Now, to start building a basic CUDA crate. Add the following to your Cargo.toml
:
[dependencies]
rustacuda = "0.1"
rustacuda_core = "0.1"
rustacuda_derive = "0.1"
And this to your crate root:
#[macro_use]
extern crate rustacuda;
#[macro_use]
extern crate rustacuda_derive;
extern crate rustacuda_core;
Next, download the resources/add.ptx
file from the RustaCUDA repository and place it in
the resources directory for your application.
The examples/ directory contains sample code that helps getting started.
To execute the most simple example, (adding two numbers on GPU),
place this code to your main.rs
file.
#[macro_use]
extern crate rustacuda;
use rustacuda::prelude::*;
use rustacuda::memory::DeviceBox;
use std::error::Error;
use std::ffi::CString;
fn main() -> Result<(), Box<dyn Error>> {
// Initialize the CUDA API
rustacuda::init(CudaFlags::empty())?;
// Get the first device
let device = Device::get_device(0)?;
// Create a context associated to this device
let context = Context::create_and_push(
ContextFlags::MAP_HOST | ContextFlags::SCHED_AUTO, device)?;
// Load the module containing the function we want to call
let module_data = CString::new(include_str!("../resources/add.ptx"))?;
let module = Module::load_from_string(&module_data)?;
// Create a stream to submit work to
let stream = Stream::new(StreamFlags::NON_BLOCKING, None)?;
// Allocate space on the device and copy numbers to it.
let mut x = DeviceBox::new(&10.0f32)?;
let mut y = DeviceBox::new(&20.0f32)?;
let mut result = DeviceBox::new(&0.0f32)?;
// Launching kernels is unsafe since Rust can't enforce safety - think of kernel launches
// as a foreign-function call.
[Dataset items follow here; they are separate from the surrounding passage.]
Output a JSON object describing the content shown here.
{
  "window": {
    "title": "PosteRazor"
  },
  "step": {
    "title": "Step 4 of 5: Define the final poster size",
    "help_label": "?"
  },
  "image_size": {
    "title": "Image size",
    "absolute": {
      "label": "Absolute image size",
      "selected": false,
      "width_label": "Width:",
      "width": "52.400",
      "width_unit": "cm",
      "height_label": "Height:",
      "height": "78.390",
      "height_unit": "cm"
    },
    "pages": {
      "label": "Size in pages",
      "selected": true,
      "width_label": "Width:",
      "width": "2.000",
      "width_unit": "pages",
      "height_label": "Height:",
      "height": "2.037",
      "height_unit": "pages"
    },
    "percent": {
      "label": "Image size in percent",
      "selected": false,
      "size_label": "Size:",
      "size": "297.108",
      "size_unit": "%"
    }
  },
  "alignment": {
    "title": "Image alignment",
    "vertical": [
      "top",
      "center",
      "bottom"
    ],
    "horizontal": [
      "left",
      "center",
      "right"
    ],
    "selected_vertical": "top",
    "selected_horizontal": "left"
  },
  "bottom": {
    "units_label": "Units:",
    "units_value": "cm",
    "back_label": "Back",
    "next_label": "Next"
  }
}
In this case, it is - this kernel is written in CUDA C.
unsafe {
// Launch the `sum` function with one block containing one thread on the given stream.
launch!(module.sum<<<1, 1, 0, stream>>>(
x.as_device_ptr(),
y.as_device_ptr(),
result.as_device_ptr(),
1 // Length
))?;
}
// The kernel launch is asynchronous, so we wait for the kernel to finish executing
stream.synchronize()?;
// Copy the result back to the host
let mut result_host = 0.0f32;
result.copy_to(&mut result_host)?;
println!("Sum is {}", result_host);
Ok(())
}
If everything is working, you should be able to run cargo run
and see the output:
Sum is 30.0
Thanks for your interest! Contributions are welcome.
Issues, feature requests, questions and bug reports should be reported via the issue tracker above. In particular, because RustaCUDA aims to be well-documented, please report anything you find confusing or incorrect in the documentation.
Code or documentation improvements in the form of pull requests are also welcome. Please file or comment on an issue to allow for discussion before doing a lot of work, though.
For more details, see the CONTRIBUTING.md file.
RustaCUDA is currently maintained by Brook Heisler (@bheisler).
RustaCUDA is dual-licensed under the Apache 2.0 license and the MIT license.
RustaCUDA requires at least CUDA version 8 to be installed.
- accel is a full CUDA computing framework. Thanks to accel for creating and maintaining the
cuda-sys
FFI wrapper library. - rust-ptx-builder is a
build.rs
helper library which makes it easy to compile Rust crates into CUDA kernels.